The paper introduces a novel approach for addressing the hierarchical search space in Bayesian optimization. This approach involves a tree-structure-oriented embedding to represent the search space and employs a deep kernel based on an attention-oriented encoder to capture the structure within the Gaussian process in Bayesian optimization. Empirical results presented in the paper provide evidence of the effectiveness and efficiency of the proposed embedding and the attention mechanism within the kernel.
优点
-
The paper is generally well-structured, conveying essential concepts through figures and visual representations of structures.
-
The paper introduces a novel embedding based on tree structures to incorporate the known hierarchical structure of the objective in Bayesian optimization. It demonstrates the effectiveness of this approach with both general empirical studies against baselines on various tasks and ablation studies.
-
Additionally, the paper integrates recent advancements in the attention mechanism from natural language processing into Bayesian optimization, connecting these two distinct domains.
缺点
-
The most concerning problem is the motivation and problem setup. While the author argues that the proposed embedding and modeling are designed to deal with specific hierarchical dependencies, there is neither a formularized statement of the problem involving the hierarchical structure (only a short footnote in the introduction and an example which is illustrated in Figure 1) nor a clear definition or statement of considered 'hyperparameters' (it seems that the paper deal with the anisotropy of the objective yet this is not clearly defined). The essential concepts need to be more specific throughout the paper. Otherwise, the vagueness undermines the soundness and contribution of the paper.
-
The discussion on related work is limited. For example, the recent advancement in casual-model-based BO methods [1,2] that also explicitly deals with the dependencies on the search space needs to be included.
-
Some results are placed in the appendix but are actually critical while insufficient. The ablation study doesn't show consistent improvement over AttnBO-no-emb in both Figure 13-c and Figure 14-a. Apart from the ablation study, the visualization of the attention maps only uses two random seeds and, therefore, lacks significance.
-
The baselines in the experiment are insufficient compared to the related methods discussed in Section 2. Specifically, Naïve DKL-based BO or VAE-based BO are not compared as baselines. This comparison could serve as the ablation study of the proposed encoder-based AttenBO.
-
The paper's primary contribution resides in the domain of representation and kernel learning, offering a novel solution for the Gaussian process in the context of structured input. The acquisition function is not tailored to this particular setting.
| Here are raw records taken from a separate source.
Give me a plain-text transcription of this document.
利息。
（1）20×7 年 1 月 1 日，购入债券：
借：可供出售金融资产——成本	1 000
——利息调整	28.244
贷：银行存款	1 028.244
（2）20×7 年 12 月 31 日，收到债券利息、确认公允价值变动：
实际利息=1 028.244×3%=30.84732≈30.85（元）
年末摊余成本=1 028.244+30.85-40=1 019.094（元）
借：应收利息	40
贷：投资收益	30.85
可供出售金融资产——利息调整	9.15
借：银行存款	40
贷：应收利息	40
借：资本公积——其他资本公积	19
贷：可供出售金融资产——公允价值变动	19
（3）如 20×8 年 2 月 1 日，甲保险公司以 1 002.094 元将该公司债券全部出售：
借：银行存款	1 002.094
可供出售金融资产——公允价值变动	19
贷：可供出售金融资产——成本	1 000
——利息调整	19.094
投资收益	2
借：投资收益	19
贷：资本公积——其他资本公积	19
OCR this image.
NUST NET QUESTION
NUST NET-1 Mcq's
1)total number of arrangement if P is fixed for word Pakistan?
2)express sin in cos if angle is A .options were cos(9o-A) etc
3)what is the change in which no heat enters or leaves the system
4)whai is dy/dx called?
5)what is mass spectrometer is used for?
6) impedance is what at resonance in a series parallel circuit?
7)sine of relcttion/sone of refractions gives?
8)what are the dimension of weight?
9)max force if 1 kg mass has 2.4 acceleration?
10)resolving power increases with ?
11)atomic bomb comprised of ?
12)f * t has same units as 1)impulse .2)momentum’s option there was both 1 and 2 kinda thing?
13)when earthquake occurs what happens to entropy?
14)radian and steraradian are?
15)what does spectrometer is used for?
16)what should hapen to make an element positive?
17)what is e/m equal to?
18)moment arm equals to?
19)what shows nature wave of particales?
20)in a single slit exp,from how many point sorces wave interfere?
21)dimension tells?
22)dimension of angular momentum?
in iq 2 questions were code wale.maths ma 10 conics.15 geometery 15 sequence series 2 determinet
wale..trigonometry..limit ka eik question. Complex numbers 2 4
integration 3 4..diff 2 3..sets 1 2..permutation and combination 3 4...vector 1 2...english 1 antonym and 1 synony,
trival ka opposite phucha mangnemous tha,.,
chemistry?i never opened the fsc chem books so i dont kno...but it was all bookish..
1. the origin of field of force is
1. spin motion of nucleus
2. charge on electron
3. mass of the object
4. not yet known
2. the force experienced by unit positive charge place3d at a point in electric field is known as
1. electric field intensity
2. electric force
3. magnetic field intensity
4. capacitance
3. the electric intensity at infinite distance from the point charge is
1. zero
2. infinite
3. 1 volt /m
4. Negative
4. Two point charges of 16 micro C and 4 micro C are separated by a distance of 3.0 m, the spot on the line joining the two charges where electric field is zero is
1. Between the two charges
The proposed method should be discussed within the broader scope of GP studies rather than being confined to a Bayesian optimization-oriented approach. In that sense, the intermediate evidence of improved GP regression is far from sufficient.
Reference
[1] Aglietti, Virginia, Xiaoyu Lu, Andrei Paleyes, and Javier González. "Causal Bayesian optimization." In International Conference on Artificial Intelligence and Statistics, pp. 3155-3164. PMLR, 2020.
[2] Sussex, Scott, Anastasiia Makarova, and Andreas Krause. "Model-based causal Bayesian optimization." arXiv preprint arXiv:2211.10257 (2022).
问题
-
Could the author comment on how deep kernel learning converges with limited training data, especially given that overfitting is a known problem in DKL when trained with log-likelihood as training loss [3]?
-
Could the author discuss the impact on the optimization performance if the proposed embedding is applied with the classical DKL instead of the attention-oriented structure and offer corresponding empirical evidence?
Reference
[3] Ober, Sebastian W., Carl E. Rasmussen, and Mark van der Wilk. "The promises and pitfalls of deep kernel learning." In Uncertainty in Artificial Intelligence, pp. 1206-1216. PMLR, 2021.